Meno infezioni con l’acqua del rubinetto

Quando si parla d’infezioni, l’acqua del rubinetto non è peggiore dell’acqua minerale, nonostante il più elevato costo di quest’ultima.

E’ la tesi di una ricerca della Glasgow University (Gran Bretagna), diretta dal professor Paul Younger e di cui dà notizia il quotidiano britannico “Telegraph”.

In base al lavoro degli esperti, prima grande differenza è la frequenza dei controlli.

Mentre l’acqua del rubinetto subisce ispezioni pressoché quotidiane, i produttori di acqua in bottiglia si possono limitare a test mensili nella sorgente di rifornimento.
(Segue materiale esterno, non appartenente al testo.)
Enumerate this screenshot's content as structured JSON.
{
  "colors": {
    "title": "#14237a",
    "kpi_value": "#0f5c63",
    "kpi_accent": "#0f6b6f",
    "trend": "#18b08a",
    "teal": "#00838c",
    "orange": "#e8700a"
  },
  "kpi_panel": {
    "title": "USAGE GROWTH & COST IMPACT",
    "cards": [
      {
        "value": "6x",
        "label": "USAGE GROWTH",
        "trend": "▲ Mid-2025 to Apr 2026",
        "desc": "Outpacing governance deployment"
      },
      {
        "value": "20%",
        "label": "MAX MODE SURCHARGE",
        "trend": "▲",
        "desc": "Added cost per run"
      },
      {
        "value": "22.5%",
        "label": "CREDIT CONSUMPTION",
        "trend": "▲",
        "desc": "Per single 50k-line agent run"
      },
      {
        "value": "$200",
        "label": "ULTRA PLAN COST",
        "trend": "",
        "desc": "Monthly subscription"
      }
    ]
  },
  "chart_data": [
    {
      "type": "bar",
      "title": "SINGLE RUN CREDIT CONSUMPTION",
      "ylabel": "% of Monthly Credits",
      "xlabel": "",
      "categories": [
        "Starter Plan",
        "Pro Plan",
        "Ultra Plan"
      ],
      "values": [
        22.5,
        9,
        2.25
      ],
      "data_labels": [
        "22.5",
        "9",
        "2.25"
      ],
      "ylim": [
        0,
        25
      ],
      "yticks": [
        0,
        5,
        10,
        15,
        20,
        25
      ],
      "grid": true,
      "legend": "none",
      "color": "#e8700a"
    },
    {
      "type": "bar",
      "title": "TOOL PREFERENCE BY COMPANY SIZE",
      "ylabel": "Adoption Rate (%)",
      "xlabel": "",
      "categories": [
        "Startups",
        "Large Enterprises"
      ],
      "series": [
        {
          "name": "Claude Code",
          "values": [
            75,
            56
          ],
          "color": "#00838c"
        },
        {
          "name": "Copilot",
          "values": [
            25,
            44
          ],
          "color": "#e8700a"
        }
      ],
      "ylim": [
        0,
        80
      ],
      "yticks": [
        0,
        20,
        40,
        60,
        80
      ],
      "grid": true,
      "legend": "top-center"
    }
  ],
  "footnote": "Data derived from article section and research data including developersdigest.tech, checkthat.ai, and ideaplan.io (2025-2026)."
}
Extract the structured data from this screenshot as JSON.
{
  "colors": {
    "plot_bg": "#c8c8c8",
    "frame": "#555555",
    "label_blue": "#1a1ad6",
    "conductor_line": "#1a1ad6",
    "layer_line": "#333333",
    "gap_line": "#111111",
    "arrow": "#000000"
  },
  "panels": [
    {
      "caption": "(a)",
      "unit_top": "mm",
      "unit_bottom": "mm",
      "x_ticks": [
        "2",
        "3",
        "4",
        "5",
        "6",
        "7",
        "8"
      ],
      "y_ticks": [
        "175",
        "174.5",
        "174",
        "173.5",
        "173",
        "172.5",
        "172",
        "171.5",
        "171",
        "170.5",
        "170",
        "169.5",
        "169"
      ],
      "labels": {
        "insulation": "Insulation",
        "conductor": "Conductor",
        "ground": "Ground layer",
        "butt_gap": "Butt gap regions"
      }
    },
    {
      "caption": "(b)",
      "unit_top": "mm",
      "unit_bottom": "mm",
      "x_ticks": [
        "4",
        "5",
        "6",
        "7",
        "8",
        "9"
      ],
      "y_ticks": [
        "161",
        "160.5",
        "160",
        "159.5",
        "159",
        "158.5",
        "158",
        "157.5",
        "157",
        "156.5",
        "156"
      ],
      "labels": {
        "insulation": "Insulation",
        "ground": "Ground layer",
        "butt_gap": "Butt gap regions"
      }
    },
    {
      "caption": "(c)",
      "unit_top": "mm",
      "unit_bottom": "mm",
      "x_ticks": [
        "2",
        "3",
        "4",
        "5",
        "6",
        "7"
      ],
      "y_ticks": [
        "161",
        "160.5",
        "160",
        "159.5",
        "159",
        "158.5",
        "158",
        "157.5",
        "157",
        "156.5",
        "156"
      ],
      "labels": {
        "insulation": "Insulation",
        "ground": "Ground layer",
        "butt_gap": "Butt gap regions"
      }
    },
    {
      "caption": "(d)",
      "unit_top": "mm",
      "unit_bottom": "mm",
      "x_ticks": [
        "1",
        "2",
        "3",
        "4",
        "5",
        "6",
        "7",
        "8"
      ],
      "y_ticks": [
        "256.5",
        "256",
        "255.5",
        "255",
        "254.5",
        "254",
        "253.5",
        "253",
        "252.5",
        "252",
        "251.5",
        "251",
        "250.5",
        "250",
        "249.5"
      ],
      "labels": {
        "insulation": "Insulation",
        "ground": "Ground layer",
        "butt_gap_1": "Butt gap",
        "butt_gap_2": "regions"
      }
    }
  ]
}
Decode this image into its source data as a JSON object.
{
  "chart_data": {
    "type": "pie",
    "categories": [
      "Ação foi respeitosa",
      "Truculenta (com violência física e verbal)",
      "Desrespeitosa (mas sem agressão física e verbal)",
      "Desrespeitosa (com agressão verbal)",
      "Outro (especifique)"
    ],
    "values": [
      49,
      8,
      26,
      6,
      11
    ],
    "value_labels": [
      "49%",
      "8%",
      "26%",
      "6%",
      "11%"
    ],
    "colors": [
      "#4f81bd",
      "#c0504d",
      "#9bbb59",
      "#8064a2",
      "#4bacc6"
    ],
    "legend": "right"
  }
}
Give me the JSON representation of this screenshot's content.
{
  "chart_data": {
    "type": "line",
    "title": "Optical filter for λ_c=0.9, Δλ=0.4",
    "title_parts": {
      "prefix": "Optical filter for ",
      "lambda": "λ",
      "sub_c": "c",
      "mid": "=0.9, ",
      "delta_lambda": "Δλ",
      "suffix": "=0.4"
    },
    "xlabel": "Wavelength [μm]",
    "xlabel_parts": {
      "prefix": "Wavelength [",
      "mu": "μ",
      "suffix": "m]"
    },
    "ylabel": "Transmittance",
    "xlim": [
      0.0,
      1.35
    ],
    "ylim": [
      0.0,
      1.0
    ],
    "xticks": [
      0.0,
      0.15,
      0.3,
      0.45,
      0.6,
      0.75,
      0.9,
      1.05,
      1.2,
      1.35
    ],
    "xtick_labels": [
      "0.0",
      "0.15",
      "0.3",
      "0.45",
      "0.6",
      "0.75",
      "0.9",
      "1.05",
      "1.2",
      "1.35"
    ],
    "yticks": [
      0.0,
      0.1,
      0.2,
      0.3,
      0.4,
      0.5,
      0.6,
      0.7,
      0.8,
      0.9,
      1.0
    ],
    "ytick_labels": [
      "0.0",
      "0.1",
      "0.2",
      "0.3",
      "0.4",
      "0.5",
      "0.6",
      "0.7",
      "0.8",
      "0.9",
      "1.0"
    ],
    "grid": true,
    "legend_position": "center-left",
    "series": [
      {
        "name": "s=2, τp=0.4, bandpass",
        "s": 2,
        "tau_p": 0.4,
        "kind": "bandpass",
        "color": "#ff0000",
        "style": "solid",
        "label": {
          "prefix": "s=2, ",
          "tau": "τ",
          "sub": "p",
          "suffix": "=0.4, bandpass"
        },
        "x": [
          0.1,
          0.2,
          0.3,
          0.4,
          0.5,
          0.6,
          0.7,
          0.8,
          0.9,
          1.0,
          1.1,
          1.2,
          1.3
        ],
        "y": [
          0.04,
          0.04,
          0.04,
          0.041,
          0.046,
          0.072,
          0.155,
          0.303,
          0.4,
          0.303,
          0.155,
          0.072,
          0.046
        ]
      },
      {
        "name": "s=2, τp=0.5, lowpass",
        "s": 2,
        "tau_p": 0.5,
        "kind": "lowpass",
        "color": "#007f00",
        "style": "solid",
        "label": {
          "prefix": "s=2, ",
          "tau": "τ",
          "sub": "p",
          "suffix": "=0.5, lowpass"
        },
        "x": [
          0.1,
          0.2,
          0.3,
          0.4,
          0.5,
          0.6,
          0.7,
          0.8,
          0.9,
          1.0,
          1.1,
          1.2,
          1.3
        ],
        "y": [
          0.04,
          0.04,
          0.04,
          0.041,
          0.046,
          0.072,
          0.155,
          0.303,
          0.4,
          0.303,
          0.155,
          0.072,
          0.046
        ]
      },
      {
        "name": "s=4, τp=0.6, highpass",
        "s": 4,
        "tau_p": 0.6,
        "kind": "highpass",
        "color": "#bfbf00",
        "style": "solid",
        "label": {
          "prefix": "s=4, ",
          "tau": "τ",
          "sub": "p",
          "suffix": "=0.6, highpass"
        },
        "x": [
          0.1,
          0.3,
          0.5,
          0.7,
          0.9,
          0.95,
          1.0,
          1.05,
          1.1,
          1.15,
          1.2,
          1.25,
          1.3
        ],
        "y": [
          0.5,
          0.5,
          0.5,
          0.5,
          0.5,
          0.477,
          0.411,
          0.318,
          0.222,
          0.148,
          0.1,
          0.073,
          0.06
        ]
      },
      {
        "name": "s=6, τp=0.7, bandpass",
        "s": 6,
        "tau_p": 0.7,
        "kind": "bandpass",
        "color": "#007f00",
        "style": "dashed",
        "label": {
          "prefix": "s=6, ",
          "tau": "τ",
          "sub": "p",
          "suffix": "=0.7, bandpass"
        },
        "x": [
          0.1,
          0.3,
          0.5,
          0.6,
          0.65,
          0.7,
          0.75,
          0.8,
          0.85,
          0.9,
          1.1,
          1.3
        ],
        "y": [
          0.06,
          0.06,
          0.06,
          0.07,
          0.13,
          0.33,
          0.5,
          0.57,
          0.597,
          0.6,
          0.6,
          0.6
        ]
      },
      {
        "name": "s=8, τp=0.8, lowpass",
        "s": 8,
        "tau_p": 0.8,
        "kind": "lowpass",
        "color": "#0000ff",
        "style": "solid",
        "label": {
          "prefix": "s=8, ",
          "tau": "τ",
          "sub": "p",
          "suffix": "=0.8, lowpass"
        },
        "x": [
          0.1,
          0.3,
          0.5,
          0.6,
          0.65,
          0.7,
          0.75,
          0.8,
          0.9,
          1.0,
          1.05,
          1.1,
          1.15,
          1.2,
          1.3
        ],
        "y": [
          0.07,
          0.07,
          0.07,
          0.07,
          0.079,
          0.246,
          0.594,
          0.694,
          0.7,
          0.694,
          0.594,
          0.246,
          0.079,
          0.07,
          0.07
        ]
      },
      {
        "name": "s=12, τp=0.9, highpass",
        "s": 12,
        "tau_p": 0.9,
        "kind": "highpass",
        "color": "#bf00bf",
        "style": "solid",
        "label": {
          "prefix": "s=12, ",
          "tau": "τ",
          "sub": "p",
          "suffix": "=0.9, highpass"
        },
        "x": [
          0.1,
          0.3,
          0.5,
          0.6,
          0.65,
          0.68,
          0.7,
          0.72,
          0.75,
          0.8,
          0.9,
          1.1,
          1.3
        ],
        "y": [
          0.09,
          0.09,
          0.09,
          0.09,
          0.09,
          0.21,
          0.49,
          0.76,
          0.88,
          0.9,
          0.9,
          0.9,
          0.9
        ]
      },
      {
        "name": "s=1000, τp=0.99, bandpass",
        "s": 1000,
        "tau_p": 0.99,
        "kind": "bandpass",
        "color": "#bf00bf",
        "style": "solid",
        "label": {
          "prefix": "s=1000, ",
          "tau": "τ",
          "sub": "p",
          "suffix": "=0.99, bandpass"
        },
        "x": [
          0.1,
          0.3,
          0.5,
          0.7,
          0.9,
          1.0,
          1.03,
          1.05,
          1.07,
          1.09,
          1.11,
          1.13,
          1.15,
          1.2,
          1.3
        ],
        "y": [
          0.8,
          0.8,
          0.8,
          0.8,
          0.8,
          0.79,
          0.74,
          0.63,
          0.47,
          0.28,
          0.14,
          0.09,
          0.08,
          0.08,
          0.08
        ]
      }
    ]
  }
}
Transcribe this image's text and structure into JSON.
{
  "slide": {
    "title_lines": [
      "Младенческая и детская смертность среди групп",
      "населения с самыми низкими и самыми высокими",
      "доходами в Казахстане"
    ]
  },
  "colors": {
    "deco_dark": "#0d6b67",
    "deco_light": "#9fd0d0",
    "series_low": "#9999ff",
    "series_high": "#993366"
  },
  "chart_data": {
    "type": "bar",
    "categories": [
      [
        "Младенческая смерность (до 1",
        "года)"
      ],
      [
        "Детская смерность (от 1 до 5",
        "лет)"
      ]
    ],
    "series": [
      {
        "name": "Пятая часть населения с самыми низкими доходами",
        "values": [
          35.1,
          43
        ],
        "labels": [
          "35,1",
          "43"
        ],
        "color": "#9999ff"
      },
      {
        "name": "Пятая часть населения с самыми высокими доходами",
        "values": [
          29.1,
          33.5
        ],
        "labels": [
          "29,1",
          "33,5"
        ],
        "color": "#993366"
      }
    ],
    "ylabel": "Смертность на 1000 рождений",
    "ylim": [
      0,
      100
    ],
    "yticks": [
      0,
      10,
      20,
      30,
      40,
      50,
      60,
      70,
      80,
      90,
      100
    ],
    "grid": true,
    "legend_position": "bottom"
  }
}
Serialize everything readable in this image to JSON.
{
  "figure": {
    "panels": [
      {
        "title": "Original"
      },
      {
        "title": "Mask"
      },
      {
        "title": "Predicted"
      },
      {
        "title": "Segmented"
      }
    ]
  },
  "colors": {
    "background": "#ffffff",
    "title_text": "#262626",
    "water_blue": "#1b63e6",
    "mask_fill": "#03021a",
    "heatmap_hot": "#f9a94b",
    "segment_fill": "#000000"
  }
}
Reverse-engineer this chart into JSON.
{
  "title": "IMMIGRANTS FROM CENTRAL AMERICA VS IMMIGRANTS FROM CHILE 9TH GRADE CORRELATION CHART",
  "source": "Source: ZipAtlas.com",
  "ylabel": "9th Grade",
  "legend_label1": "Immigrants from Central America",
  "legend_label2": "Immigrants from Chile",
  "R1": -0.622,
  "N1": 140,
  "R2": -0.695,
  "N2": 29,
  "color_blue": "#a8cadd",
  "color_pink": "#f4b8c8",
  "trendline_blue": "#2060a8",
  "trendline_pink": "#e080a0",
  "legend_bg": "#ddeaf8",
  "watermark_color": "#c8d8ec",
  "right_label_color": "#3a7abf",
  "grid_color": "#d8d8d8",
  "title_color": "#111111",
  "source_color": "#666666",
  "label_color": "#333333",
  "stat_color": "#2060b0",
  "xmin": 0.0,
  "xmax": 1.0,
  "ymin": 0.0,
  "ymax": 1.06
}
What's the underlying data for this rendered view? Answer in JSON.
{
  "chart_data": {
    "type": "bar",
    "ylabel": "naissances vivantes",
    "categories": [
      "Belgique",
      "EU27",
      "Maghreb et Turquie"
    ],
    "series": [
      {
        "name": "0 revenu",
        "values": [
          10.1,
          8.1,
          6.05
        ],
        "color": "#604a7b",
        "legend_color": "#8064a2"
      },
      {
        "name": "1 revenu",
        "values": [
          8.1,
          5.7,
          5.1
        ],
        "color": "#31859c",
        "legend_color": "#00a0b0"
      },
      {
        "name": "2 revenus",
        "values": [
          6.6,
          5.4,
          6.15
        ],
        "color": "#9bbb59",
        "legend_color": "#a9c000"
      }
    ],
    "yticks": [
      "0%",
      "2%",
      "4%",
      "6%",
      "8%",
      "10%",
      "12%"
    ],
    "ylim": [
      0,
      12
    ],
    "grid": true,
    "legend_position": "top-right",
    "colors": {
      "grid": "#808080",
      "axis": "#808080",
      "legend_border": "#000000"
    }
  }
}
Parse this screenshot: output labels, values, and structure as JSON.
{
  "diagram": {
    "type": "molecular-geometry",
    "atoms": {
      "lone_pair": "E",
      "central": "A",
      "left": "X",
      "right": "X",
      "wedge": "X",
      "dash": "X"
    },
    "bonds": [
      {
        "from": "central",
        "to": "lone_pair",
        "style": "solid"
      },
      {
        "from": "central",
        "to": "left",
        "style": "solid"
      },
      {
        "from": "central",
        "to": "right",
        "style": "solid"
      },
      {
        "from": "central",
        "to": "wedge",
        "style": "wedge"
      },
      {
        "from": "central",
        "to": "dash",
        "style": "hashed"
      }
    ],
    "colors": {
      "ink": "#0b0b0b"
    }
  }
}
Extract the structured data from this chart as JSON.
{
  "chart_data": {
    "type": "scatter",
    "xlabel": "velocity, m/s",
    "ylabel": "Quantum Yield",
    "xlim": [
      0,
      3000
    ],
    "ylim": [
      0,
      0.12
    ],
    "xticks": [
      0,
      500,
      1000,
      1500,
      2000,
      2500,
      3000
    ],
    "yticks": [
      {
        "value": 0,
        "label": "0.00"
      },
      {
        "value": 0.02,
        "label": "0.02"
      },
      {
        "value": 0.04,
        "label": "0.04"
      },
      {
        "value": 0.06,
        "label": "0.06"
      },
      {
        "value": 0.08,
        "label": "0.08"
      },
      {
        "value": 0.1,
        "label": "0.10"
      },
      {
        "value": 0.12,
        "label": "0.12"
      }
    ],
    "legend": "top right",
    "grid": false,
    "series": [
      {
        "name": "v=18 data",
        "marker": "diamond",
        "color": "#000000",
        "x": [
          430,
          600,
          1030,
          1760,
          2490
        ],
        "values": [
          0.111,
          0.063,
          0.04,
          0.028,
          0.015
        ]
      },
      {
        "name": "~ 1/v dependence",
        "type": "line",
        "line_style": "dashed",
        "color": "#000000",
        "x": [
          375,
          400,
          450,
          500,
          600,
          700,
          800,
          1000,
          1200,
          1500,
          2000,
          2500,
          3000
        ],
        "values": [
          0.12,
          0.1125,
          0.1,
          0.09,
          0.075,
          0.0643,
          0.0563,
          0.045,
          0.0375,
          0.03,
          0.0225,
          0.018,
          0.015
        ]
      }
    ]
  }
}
Inoltre, l’acqua del rubinetto presenta tracce di disinfettanti, in primis il cloro, capaci di ridurre la frequenza di batteri dannosi.

Tale difesa è assente nell’acqua in bottiglia, che presenta una vulnerabilità aggiuntiva. Dopo l’apertura, infatti, il contenuto vede aumentare il numero di microrganismi.

Perciò, le infezioni sono più frequenti se si beve da una bottiglia. Come riassume il capo-ricercatore, ” C è una maggiore probabilità che si possa trovare qualcosa
di nocivo nell’acqua in bottiglia piuttosto che in quella del rubinetto”.